Brett Gardner hit a grand slam for the Yankees. Curtis Granderson homered in his return to the Bronx, one of four long balls by the Mets.
The Mets twice rallied from three-run deficits, took a two-run lead in the eighth on Chris Young's two-run homer off Preston Claiborne and then tried to see if their beleaguered bullpen could hold the lead.
It did, thanks to a terrific game-ending double play started by Lucas Duda, and the Mets beat the Yankees for the fifth consecutive time, 9-7. The Mets swept the four-game series last year.
The Subway Series is passé? Didn't seem like it Monday night. "The atmosphere, it creates intensity and it creates focus and guys get excited about being here," Mets manager Terry Collins said.

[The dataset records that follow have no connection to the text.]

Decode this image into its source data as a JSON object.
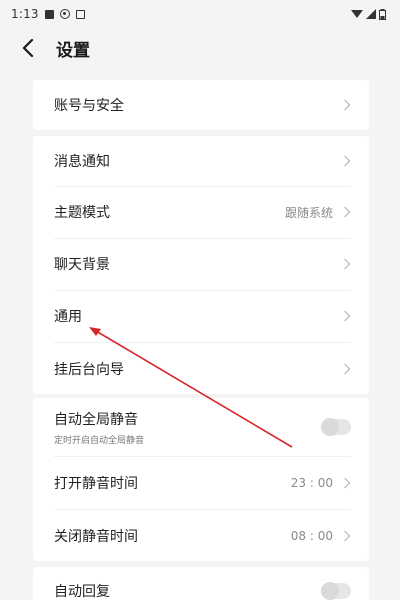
{
  "status_bar": {
    "time": "1:13",
    "icons": [
      "image-icon",
      "sound-icon",
      "notification-icon"
    ],
    "right_icons": [
      "wifi-icon",
      "signal-icon",
      "battery-icon"
    ]
  },
  "header": {
    "back_icon": "chevron-left-icon",
    "title": "设置"
  },
  "groups": [
    {
      "items": [
        {
          "label": "账号与安全"
        }
      ]
    },
    {
      "items": [
        {
          "label": "消息通知"
        },
        {
          "label": "主题模式",
          "value": "跟随系统"
        },
        {
          "label": "聊天背景"
        },
        {
          "label": "通用"
        },
        {
          "label": "挂后台向导"
        }
      ]
    },
    {
      "items": [
        {
          "label": "自动全局静音",
          "sublabel": "定时开启自动全局静音",
          "toggle": false
        },
        {
          "label": "打开静音时间",
          "value": "23 : 00"
        },
        {
          "label": "关闭静音时间",
          "value": "08 : 00"
        }
      ]
    },
    {
      "items": [
        {
          "label": "自动回复",
          "toggle": false
        }
      ]
    }
  ],
  "colors": {
    "background": "#f4f4f4",
    "card": "#ffffff",
    "annotation_arrow": "#d9262b"
  }
}
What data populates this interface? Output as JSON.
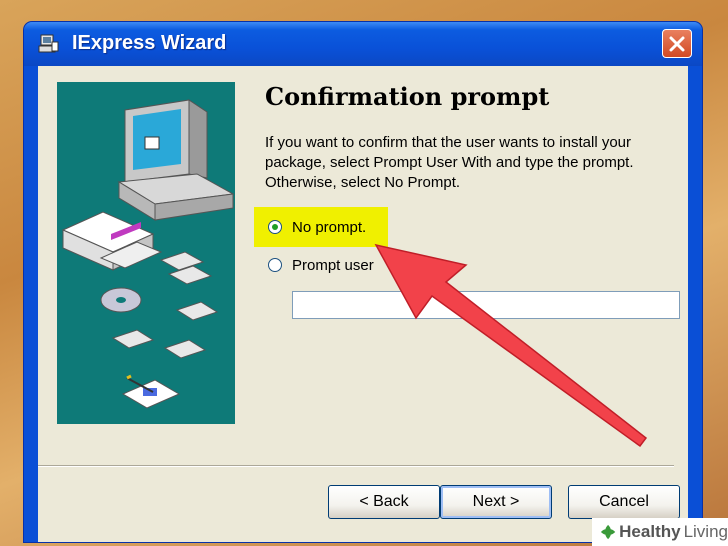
{
  "window": {
    "title": "IExpress Wizard",
    "close_icon": "close-icon"
  },
  "page": {
    "heading": "Confirmation prompt",
    "description": "If you want to confirm that the user wants to install your package, select Prompt User With and type the prompt. Otherwise, select No Prompt."
  },
  "options": [
    {
      "label": "No prompt.",
      "selected": true
    },
    {
      "label": "Prompt user",
      "selected": false
    }
  ],
  "prompt_input": {
    "value": ""
  },
  "buttons": {
    "back": "< Back",
    "next": "Next >",
    "cancel": "Cancel"
  },
  "watermark": {
    "brand_bold": "Healthy",
    "brand_light": "Living"
  },
  "colors": {
    "titlebar": "#0a51d8",
    "highlight": "#f0f000",
    "arrow": "#f2424a",
    "art_background": "#0e7a78"
  }
}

Monday night's game wasn't played before a full house, though the crowd was a robust 46,517. There was no ceremonial first pitch. Still, it was darn exciting, with dueling "Let's go Yankees" and "Let's go Mets" chants.

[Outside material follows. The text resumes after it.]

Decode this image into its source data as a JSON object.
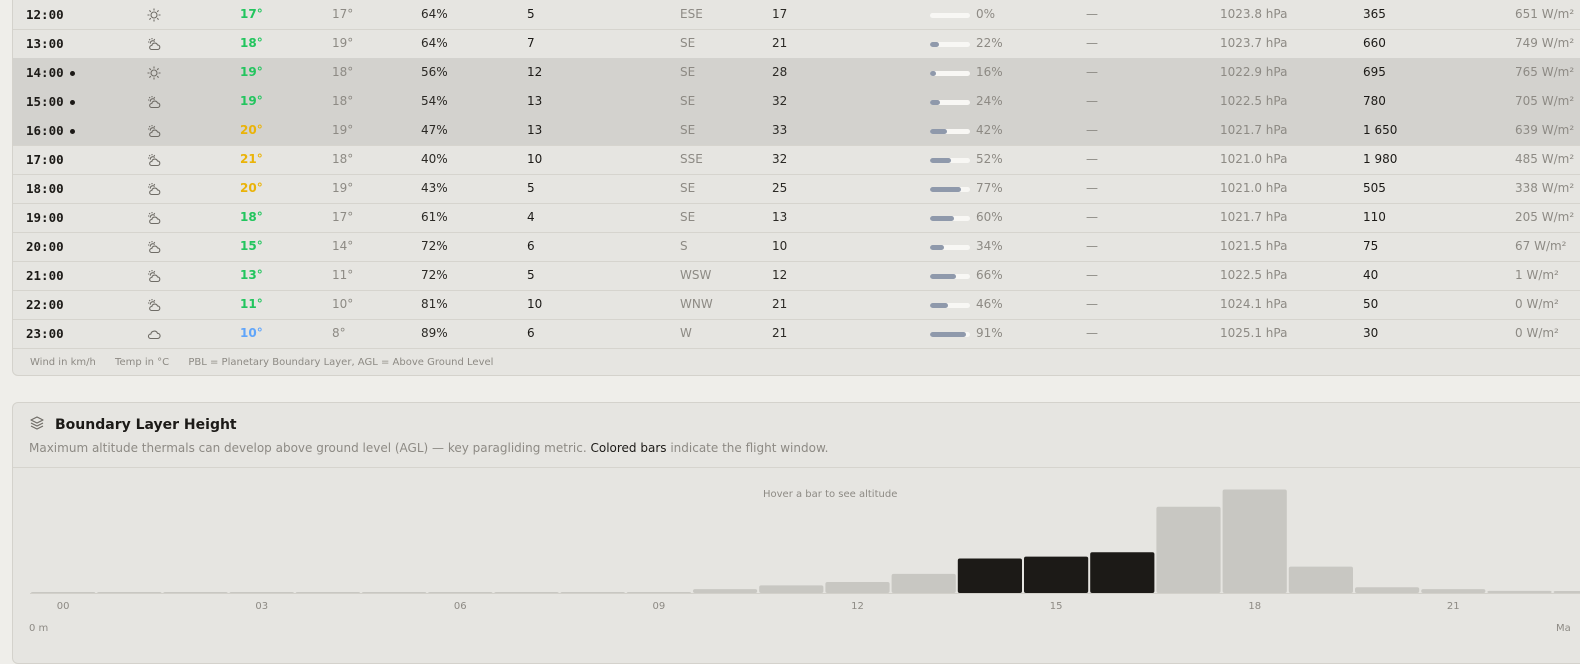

Yogi Berra, a Hall of Famer with ties to both teams, was cheered on his 89th birthday when the centerfield scoreboard showed him sitting next to Hank Steinbrenner. But the game was the star and the drama didn't end until the final out.
The Yankees had runners on first and third with one out in the ninth after Mark Teixeira smashed a pinch-hit single into the rightfield corner.
Teixeira, who didn't start because of tired legs, was batting in Carlos Beltran's spot; Beltran left the game for pinch hitter John Ryan Murphy in the seventh after hyperextending his right elbow swinging in the cage between at-bats. He had a postgame MRI. The Yankees also were without Ichiro Suzuki and Shawn Kelley with back issues.
Because Teixeira couldn't run well, he didn't try for a double.So pinch runner Brendan Ryan was on first when Brian McCann hit a hot smash that first baseman Duda gobbled up with a dive before throwing to third baseman David Wright, who was covering second on the overshift. Wright turned the 3-5-3 double play to end the game. "He was pretty excited to be a part of that play at the end," Collins said of Wright. "That was a tremendous play."
Jenrry Mejia (4-0), demoted to the bullpen before the game, got the win with 11/3 innings of scoreless relief.
Gardner hit his second career grand slam in the second against Bartolo Colon to give the Yankees a 4-1 lead. But the Mets tied it at 4 against Hiroki Kuroda on Travis d'Arnaud's solo shot in the fifth and Granderson's two-run blast in the sixth. "You know in this ballpark, there's no lead that's safe here," Wright said.
Granderson was booed in his return to Yankee Stadium -- but not as much as Robinson Cano was a couple of weeks ago.
The Yankees snapped the tie with a three-run sixth, but the Mets closed to within 7-6 in the seventh on a two-run home run by Eric Young Jr. off Alfredo Aceves and tied it in the eighth on Duda's RBI single off Matt Thornton. Chris Young followed with his tiebreaking homer off Claiborne.
"Those kinds of games happen on a regular basis here,'' Young said. "You naturally never give up, you never feel like you're out of it, especially in a ballpark like this. You know there could be a big inning at any given moment for either side. You have to stay on your toes and you just have to keep fighting."
Along with Kelley, the Yankees were without Dellin Betances and Adam Warren because of recent use. "We didn't make pitches," Girardi said. "We didn't have some guys that we usually use in those times and we asked some other guys to do something and they weren't able to get it done."